SALMO RESPONSORIAL – Salmo 97 (98)
Refrão: Todos os confins da terra
viram a salvação do nosso Deus.
Cantai ao Senhor um cântico novo
pelas maravilhas que Ele operou.
A sua mão e o seu santo braço
Lhe deram a vitória.
O Senhor deu a conhecer a salvação,
revelou aos olhos das nações a sua justiça.
Recordou-Se da sua bondade e fidelidade
em favor da casa de Israel.
Os confins da terra puderam ver
a salvação do nosso Deus.
Aclamai o Senhor, terra inteira,
exultai de alegria e cantai.
Cantai ao Senhor ao som da cítara,
ao som da cítara e da lira;
ao som da tuba e da trombeta,
aclamai o Senhor, nosso Rei.
LEITURA II – Hebreus 1,1-6
Muitas vezes e de muitos modos
falou Deus antigamente aos nossos pais, pelos Profetas.
Nestes dias, que são os últimos,
falou-nos por seu Filho,
a quem fez herdeiro de todas as coisas
e pelo qual também criou o universo.
Sendo o Filho esplendor da sua glória
e imagem da sua substância,
tudo sustenta com a sua palavra poderosa.
Depois de ter realizado a purificação dos pecados,
sentou-Se à direita da Majestade no alto dos Céus
e ficou tanto acima dos Anjos
quanto mais sublime que o deles
é o nome que recebeu em herança.
A qual dos Anjos, com efeito, disse Deus alguma vez:
«Tu és meu Filho, Eu hoje Te gerei»?
E ainda: «Eu serei para Ele um Pai
e Ele será para Mim um Filho»?
E de novo,
quando introduziu no mundo o seu Primogénito, disse:
«Adorem-n’O todos os Anjos de Deus».
CONTEXTO
A Carta aos Hebreus é um escrito de autor anónimo e cujos destinatários, em concreto, desconhecemos (o título “aos hebreus” provém das múltiplas referências ao Antigo Testamento e ao ritual dos “sacrifícios” que a obra apresenta).
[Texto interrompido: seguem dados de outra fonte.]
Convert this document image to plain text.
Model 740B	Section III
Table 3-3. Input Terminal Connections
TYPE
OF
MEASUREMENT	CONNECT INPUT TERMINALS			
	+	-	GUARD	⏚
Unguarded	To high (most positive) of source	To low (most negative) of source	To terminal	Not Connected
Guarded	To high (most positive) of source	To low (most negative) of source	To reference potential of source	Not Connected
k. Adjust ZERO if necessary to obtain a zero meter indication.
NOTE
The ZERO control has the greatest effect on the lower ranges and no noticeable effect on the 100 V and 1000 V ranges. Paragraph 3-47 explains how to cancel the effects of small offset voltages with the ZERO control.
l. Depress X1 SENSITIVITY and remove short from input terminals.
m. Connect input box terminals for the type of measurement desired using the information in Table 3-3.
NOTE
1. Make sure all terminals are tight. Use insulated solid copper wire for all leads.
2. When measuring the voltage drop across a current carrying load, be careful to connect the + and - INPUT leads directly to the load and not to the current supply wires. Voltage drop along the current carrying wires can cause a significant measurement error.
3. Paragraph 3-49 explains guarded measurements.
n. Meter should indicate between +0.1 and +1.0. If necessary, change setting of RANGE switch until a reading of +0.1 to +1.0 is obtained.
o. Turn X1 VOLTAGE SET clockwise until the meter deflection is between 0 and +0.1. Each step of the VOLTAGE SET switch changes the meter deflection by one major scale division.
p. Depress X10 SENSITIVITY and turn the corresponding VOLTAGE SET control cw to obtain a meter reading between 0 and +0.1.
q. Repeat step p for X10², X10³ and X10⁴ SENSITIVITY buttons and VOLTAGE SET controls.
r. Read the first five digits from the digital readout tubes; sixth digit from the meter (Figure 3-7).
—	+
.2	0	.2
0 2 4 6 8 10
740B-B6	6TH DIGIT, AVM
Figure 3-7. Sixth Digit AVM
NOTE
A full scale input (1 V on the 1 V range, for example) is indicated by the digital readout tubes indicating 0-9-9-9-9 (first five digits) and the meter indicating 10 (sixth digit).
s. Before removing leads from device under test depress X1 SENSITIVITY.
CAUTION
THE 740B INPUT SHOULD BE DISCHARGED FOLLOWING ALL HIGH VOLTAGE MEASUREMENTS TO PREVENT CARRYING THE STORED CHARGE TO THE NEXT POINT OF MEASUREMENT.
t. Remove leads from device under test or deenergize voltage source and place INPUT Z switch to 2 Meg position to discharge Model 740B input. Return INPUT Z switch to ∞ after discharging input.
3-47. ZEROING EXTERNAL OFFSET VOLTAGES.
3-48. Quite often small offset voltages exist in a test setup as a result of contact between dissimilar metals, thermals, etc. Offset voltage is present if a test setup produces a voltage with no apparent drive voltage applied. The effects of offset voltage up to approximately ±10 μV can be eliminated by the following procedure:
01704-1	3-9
É possível que se dirija a uma comunidade cristã constituída maioritariamente por cristãos vindos do judaísmo; mas nem isso é totalmente seguro, uma vez que o Antigo Testamento era um património comum, assumido por todos os cristãos – quer os vindos do judaísmo, quer os vindos do paganismo. Trata-se, em qualquer caso, de cristãos em situação difícil, expostos a perseguições e que vivem num ambiente hostil à fé… São também cristãos que facilmente se deixam vencer pelo desalento, que perderam o fervor inicial e que cedem às seduções de doutrinas não muito coerentes com a fé recebida dos apóstolos… O objetivo do autor é estimular a vivência do compromisso cristão e levar os crentes a crescer na fé. Para isso, expõe o mistério de Cristo (apresentado, sobretudo, como “o sacerdote” da Nova Aliança) e recorda a fé tradicional da Igreja.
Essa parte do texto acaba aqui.